The Coast Guard said Saturday that marine firefighting specialists were “actively conducting firefighting both on the pier and on the water.”
Officials said firefighters, who arrived around 9:30 p.m. Wednesday, reported a fire in the stern of the ship at levels 10 through 12. About an hour later, an 911 call was made after a firefighter was trapped inside, and a second 911 call was made for another firefighter.
Acabou, a firefighter for more than nine years, was rescued from the ship before midnight and later taken to a hospital where he died Thursday morning. Brooks, a firefighter for more than 16 years, died early Thursday morning after being rescued. Gov. Phil Murphy ordered flags to be flown halfway up in honor of the two, whose friends and family commemorated Friday at a memorial service.
Officials said five other firefighters were injured, one suffered “steam burns from water pooling on the bottom of the cargo ship” and the other four – two from Newark and two from neighboring Elizabeth – suffered from heat exhaustion, smoke inhalation and shortness of breath. Public safety officials said all three Newark firefighters have been discharged from the hospital and the burn victim is in stable condition and has completed his recovery at home.
According to the authorities, an investigation to determine the cause of the fire cannot begin until the fire is extinguished. Officials said: “A salvage plan will be developed and implemented once the fire is extinguished and the ship has been found safe to move.”
Authorities had said debris inside the ship was clogging the drain pipes, preventing the large amount of water that was dumped on it from draining, causing the ship to overturn. However, they said on Saturday that efforts to remove water – which included poking holes in the hull – had improved the situation. The ship is stable “with a slight tilt to the starboard side” and a one to two degree tilt would remain “to speed up the dewatering process,” they said.

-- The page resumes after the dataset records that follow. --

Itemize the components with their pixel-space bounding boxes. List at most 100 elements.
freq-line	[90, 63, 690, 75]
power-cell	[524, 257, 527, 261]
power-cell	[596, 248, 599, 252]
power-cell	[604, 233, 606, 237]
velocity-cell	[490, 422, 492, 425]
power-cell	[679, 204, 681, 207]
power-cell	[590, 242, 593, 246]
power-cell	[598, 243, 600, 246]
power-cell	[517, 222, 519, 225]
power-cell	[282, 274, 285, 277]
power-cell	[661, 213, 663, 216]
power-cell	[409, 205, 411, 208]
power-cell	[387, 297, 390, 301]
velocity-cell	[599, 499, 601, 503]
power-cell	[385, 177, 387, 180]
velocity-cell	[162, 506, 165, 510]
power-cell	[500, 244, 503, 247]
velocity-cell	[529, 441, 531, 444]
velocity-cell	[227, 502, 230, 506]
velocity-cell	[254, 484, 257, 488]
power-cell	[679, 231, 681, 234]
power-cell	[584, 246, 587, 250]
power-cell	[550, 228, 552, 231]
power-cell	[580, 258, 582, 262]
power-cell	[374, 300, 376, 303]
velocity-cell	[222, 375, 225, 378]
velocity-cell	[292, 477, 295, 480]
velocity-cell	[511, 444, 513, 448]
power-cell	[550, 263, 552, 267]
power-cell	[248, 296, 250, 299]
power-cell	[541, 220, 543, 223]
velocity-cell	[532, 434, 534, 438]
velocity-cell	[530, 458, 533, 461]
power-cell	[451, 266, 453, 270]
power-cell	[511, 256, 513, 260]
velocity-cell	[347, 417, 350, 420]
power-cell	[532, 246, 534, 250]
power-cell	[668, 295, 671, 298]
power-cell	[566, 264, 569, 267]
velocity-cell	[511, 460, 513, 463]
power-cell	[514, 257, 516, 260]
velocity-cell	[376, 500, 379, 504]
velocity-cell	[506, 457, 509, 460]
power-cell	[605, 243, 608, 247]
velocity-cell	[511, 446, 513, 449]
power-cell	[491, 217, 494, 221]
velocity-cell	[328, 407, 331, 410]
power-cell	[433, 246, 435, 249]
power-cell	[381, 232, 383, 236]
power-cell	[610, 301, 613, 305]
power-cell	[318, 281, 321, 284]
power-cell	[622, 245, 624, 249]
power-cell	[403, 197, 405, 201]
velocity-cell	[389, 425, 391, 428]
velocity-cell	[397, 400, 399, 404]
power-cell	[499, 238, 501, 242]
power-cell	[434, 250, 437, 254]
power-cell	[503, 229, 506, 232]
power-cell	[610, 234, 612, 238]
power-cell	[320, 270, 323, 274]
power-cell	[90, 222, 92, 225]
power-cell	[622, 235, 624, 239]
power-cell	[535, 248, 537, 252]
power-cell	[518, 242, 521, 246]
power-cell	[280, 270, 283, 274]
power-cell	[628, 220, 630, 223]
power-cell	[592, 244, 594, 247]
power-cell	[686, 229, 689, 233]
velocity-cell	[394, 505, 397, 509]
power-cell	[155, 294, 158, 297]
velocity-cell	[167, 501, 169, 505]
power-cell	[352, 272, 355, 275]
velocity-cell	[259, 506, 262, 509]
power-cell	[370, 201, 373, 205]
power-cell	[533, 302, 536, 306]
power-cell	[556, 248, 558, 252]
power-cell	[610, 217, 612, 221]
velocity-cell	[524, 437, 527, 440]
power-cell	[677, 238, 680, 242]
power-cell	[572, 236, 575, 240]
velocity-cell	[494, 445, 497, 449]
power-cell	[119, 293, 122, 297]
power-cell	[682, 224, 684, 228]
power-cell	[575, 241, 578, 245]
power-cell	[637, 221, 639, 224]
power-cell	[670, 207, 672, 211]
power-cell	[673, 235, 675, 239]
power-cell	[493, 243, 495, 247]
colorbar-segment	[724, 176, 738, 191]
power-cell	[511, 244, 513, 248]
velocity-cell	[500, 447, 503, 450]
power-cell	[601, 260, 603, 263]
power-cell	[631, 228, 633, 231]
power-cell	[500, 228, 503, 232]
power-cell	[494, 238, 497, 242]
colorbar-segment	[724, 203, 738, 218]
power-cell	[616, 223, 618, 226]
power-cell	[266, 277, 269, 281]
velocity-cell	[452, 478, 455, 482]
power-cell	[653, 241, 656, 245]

Officials also said Saturday that aerial surveillance revealed nothing “above usable levels.” Aboard the cargo containers was mostly food, but the cars are “the bigger concern,” the governor said. Grimaldi Deep Sea said there were no electric cars or dangerous cargo on board and no fuel spills were detected.
In 2020, aboard the USS Bonhomme Richard, a $1.2 billion Navy amphibious assault ship, burned in San Diego for nearly five days and the ship eventually had to be sunk.